South Africa: A Modern History - T. R. H. (Thomas Rodney Hope) DavenportLondon: Macmillan, 1978, Hardback in Dust Wrapper.
Condition: Very Good — in Very Good Dust Wrapper.
2nd edition, 1st printing, [First Published: 1977] Contains: Appendices ; Maps; Tables;
From the cover: “This major history fills the void left by the obsolescence of the single-volume histories of South Africa written by men such as Eric Walker and C. W. de Kiewiet, which were much read between the 1930s and the 1960s. It aims to provide a sound basis of organised factual information for the student, supplemented by up-to-date bibliographical guides for the main issues covered in each chapter.
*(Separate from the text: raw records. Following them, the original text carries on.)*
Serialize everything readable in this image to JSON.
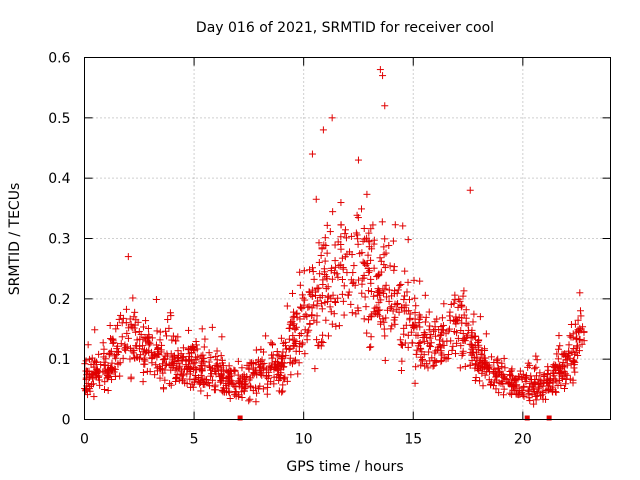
{
  "chart_data": {
    "type": "scatter",
    "title": "Day 016 of 2021, SRMTID for receiver cool",
    "xlabel": "GPS time / hours",
    "ylabel": "SRMTID / TECUs",
    "xlim": [
      0,
      24
    ],
    "ylim": [
      0,
      0.6
    ],
    "xticks": [
      0,
      5,
      10,
      15,
      20
    ],
    "xtick_labels": [
      "0",
      "5",
      "10",
      "15",
      "20"
    ],
    "yticks": [
      0,
      0.1,
      0.2,
      0.3,
      0.4,
      0.5,
      0.6
    ],
    "ytick_labels": [
      "0",
      "0.1",
      "0.2",
      "0.3",
      "0.4",
      "0.5",
      "0.6"
    ],
    "grid": true,
    "marker": "plus",
    "color": "#e00000",
    "profile": {
      "x": [
        0,
        1,
        2,
        3,
        4,
        5,
        6,
        7,
        8,
        9,
        10,
        11,
        12,
        13,
        14,
        15,
        16,
        17,
        18,
        19,
        20,
        21,
        22,
        22.7
      ],
      "y": [
        0.07,
        0.08,
        0.14,
        0.11,
        0.1,
        0.085,
        0.075,
        0.06,
        0.08,
        0.085,
        0.17,
        0.22,
        0.25,
        0.23,
        0.2,
        0.14,
        0.12,
        0.16,
        0.1,
        0.07,
        0.055,
        0.055,
        0.09,
        0.13
      ]
    },
    "peaks": [
      {
        "x": 2.0,
        "y": 0.27
      },
      {
        "x": 10.4,
        "y": 0.44
      },
      {
        "x": 10.9,
        "y": 0.48
      },
      {
        "x": 11.3,
        "y": 0.5
      },
      {
        "x": 12.5,
        "y": 0.43
      },
      {
        "x": 13.5,
        "y": 0.58
      },
      {
        "x": 13.6,
        "y": 0.57
      },
      {
        "x": 13.7,
        "y": 0.52
      },
      {
        "x": 17.6,
        "y": 0.38
      },
      {
        "x": 22.6,
        "y": 0.21
      }
    ],
    "near_zero_markers": [
      7.1,
      20.2,
      21.2
    ],
    "x_extent": [
      0,
      22.8
    ]
  }
}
The whole range of South African history is covered, from the late stone age through to 1977, but the emphasis is mainly on the twentieth century. All the peoples of South Africa appear in the mainstream of the narrative. For the period before 1910, there are separate chapters on the Mfecane and the Trek, each against its historical background, as well as comparative chapters on African chiefdoms, Boer republics and British colonies. Black-white competition for land and Anglo-Boer competition for sovereignty form the subjects of separate chapters. These are followed by one on unification, which is treated as the culmination of this twofold power struggle. The story from 1910 to 1977 is told mainly chronologically, with the accounts of white and black political activities, the parliamentary and the extra-parliamentary, interspersed. In a concluding section on perspectives the socio-economic picture is described in relation to South Africa’s peculiar institutions, separate development and the colour bar, and the book ends with a brief summary of the current debate between adherents of the ‘conventional wisdom’ and those of the ‘revisionist’ school on how South African history should be interpreted.”